Forma parte esta película de una especie de trilogía dedicada al vampirismo por parte de Fisher, quien también se dedicaría con la misma pasión e idénticos resultados a la figura de Frankenstein. ‘Drácula’ (‘Horror of Dracula’, 1958) es la primera de ellas, seguida de ‘Las novias de Drácula’ (‘The Brides of Dracula’, 1960) que funciona a modo de interludio con Van Helsing acabando con los seguidores del conde, culminando en la que nos ocupa para después ceder el testigo a otros realizadores que salvo Freddie Francis ya no estuvieron tan inspirados.
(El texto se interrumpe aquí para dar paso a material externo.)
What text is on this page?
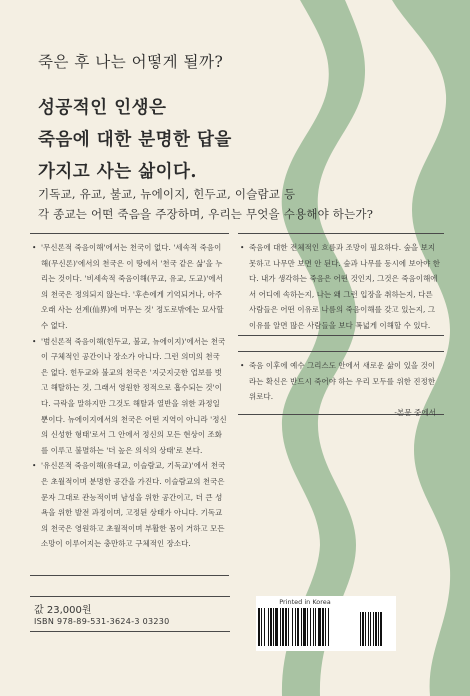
죽은 후 나는 어떻게 될까?
성공적인 인생은
죽음에 대한 분명한 답을
가지고 사는 삶이다.
기독교, 유교, 불교, 뉴에이지, 힌두교, 이슬람교 등
각 종교는 어떤 죽음을 주장하며, 우리는 무엇을 수용해야 하는가?
• '무신론적 죽음이해'에서는 천국이 없다. '세속적 죽음이해(무신론)'에서의 천국은 이 땅에서 '천국 같은 삶'을 누리는 것이다. '비세속적 죽음이해(무교, 유교, 도교)'에서의 천국은 정의되지 않는다. '후손에게 기억되거나, 아주 오래 사는 선계(仙界)에 머무는 것' 정도로밖에는 묘사할 수 없다.
• '범신론적 죽음이해(힌두교, 불교, 뉴에이지)'에서는 천국이 구체적인 공간이나 장소가 아니다. 그런 의미의 천국은 없다. 힌두교와 불교의 천국은 '지긋지긋한 업보를 벗고 해탈하는 것, 그래서 영원한 정적으로 흡수되는 것'이다. 극락을 말하지만 그것도 해탈과 열반을 위한 과정일 뿐이다. 뉴에이지에서의 천국은 어떤 지역이 아니라 '정신의 신성한 형태'로서 그 안에서 정신의 모든 현상이 조화를 이루고 불멸하는 '더 높은 의식의 상태'로 본다.
• '유신론적 죽음이해(유대교, 이슬람교, 기독교)'에서 천국은 초월적이며 분명한 공간을 가진다. 이슬람교의 천국은 문자 그대로 관능적이며 남성을 위한 공간이고, 더 큰 성욕을 위한 발전 과정이며, 고정된 상태가 아니다. 기독교의 천국은 영원하고 초월적이며 부활한 몸이 거하고 모든 소망이 이루어지는 충만하고 구체적인 장소다.
• 죽음에 대한 전체적인 흐름과 조망이 필요하다. 숲을 보지 못하고 나무만 보면 안 된다. 숲과 나무를 동시에 보아야 한다. 내가 생각하는 죽음은 어떤 것인지, 그것은 죽음이해에서 어디에 속하는지, 나는 왜 그런 입장을 취하는지, 다른 사람들은 어떤 이유로 나름의 죽음이해를 갖고 있는지, 그 이유를 알면 많은 사람들을 보다 폭넓게 이해할 수 있다.
• 죽음 이후에 예수 그리스도 안에서 새로운 삶이 있을 것이라는 확신은 반드시 죽어야 하는 우리 모두를 위한 진정한 위로다.
-본문 중에서
값 23,000원
ISBN 978-89-531-3624-3 03230
Printed in Korea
‘Drácula, príncipe de las tinieblas’ da comienzo con un breve resumen del film anterior, concretamente las escenas finales en las que Van Helsing —extraordinario Peter Cushing, que aquí no hace acto de presencia— termina con el conde reduciéndolo a cenizas. Hay que anotar que Terence Fisher cambia de formato en esta continuación, utilizando el scope (2:35), muy pocas veces utilizado en la factoría Hammer. Como el film previo fue filmado en panorámico (1:66), Fisher recurre a la estimulante idea de envolver dichas imágenes con un niebla, acentuando así el carácter fantástico del relato. James Bernard nos envuelve con su exquisita banda sonora y Fisher establece un juego con el espectador los primeros 45 minutos del relato, justo hasta la aparición de Drácula.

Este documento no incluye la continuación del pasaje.